Başbakan Sn. Erdoğan da “dün ve bugünün, geçmiş ile geleceğin birbirini tamamlaması gerektiğini, kendi kültürünü bilmeyen gençlerin yetişmesinin doğru olmadığını” belirtti.

Başbakan; “Türkiye’nin yüzyıllardan gelen medeniyet anlayışında sevgi ve aşk medeniyeti olduğunu söyledi. Bu medeniyetin çok geniş bir coğrafyada köprüler, kervansaraylar ve cami gibi önemli yapılarla süslemekle kalmayarak, yüz yıllarca baki kalacak eşsiz sedalarla o coğrafyanın gökkubbesini besledi. Bizim tarihimizde Fatih, Kanuni, Atatürk gibi devlet adamları, Sinan gibi mimarlar, Fuzuli gibi şairler, Mevlana, Yunus gibi gönül insanları var. Ama yanı şekilde Farabi gibi, Dede Efendi, Itri, Hacı Arif bey gibi, Münir Nurettin Selçuk gibi bestekarlar var.

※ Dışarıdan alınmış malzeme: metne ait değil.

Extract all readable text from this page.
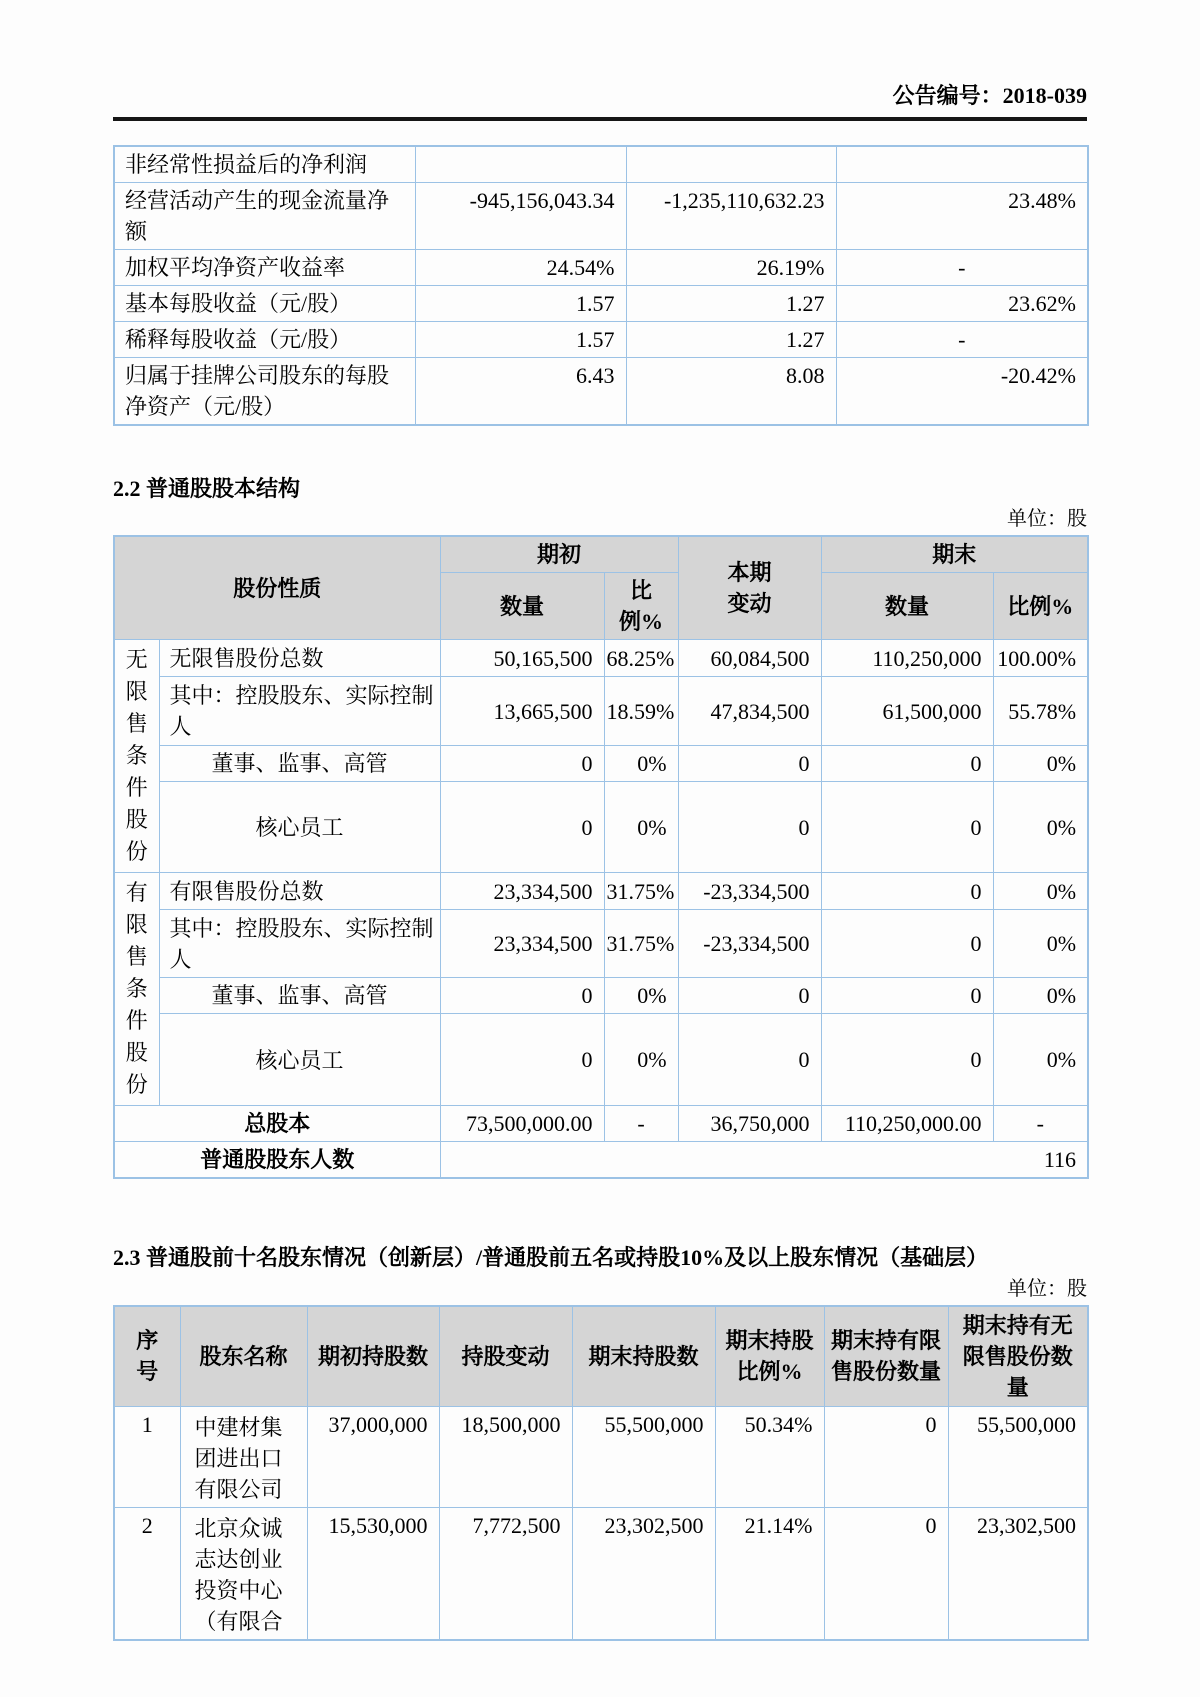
公告编号：2018-039
非经常性损益后的净利润			
经营活动产生的现金流量净额	-945,156,043.34	-1,235,110,632.23	23.48%
加权平均净资产收益率	24.54%	26.19%	-
基本每股收益（元/股）	1.57	1.27	23.62%
稀释每股收益（元/股）	1.57	1.27	-
归属于挂牌公司股东的每股净资产（元/股）	6.43	8.08	-20.42%
2.2 普通股股本结构
单位：股
股份性质		期初		本期变动	期末	
		数量	比例%		数量	比例%
无限售条件股份	无限售股份总数	50,165,500	68.25%	60,084,500	110,250,000	100.00%
	其中：控股股东、实际控制人	13,665,500	18.59%	47,834,500	61,500,000	55.78%
	董事、监事、高管	0	0%	0	0	0%
	核心员工	0	0%	0	0	0%
有限售条件股份	有限售股份总数	23,334,500	31.75%	-23,334,500	0	0%
	其中：控股股东、实际控制人	23,334,500	31.75%	-23,334,500	0	0%
	董事、监事、高管	0	0%	0	0	0%
	核心员工	0	0%	0	0	0%
总股本		73,500,000.00	-	36,750,000	110,250,000.00	-
普通股股东人数		116				
2.3 普通股前十名股东情况（创新层）/普通股前五名或持股10%及以上股东情况（基础层）
单位：股
序号	股东名称	期初持股数	持股变动	期末持股数	期末持股比例%	期末持有限售股份数量	期末持有无限售股份数量
1	中建材集团进出口有限公司	37,000,000	18,500,000	55,500,000	50.34%	0	55,500,000
2	北京众诚志达创业投资中心（有限合	15,530,000	7,772,500	23,302,500	21.14%	0	23,302,500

Dünya üzerinde hiçbir devletin milletin sahip olmayacağı büyük bir zenginliğe sahibiz. Ama idrakinde olunmadan o zenginlik hiçbir şeye yaramıyor. Kendi sanatına sanatçısına sahip çıkamayan bir toplumun istikbali karanlıktır. Kendi değerlerine musikisine yabancılaşan bir toplum tarihinden uzaklaşan bir toplum geleceği de kurgulayamaz” dedi.

Başbakan konuşmasında, sanatçıların sadece müzikle uğraşmadığını, onu bütünleyen ebru, ağaç oymacılığı, çalgı yapımı, tesbih dizme v.b. sanat dalları ile de bütünleştiklerini belirtti. Bu kadar yoğun işi içinde kısa belgeselde verilen bu bilgileri yakalamak ve sahnede dile getirmek elbette önemliydi. Bilindiği gibi; Niyazi Sayın müzik dışında: ebru ,ney yapımı, fotoğraf, tesbih dizmek tespihçilik, sedef kakmacılığı, elektronik, tornacılık, balıkçılık, gülcülük, ağaç işleri ile, Necdet Yaşar’da çalgı yapımı ile ilgilenmişti.

Bu konu da gerçekten araştırılmaya değer doğrusu.

Ödül alan Neyzen Niyazi Sayın ve Tanburi Necdet Yaşar hocalarımı gönülden kutluyor, sağlıklı bir yaşam diliyorum.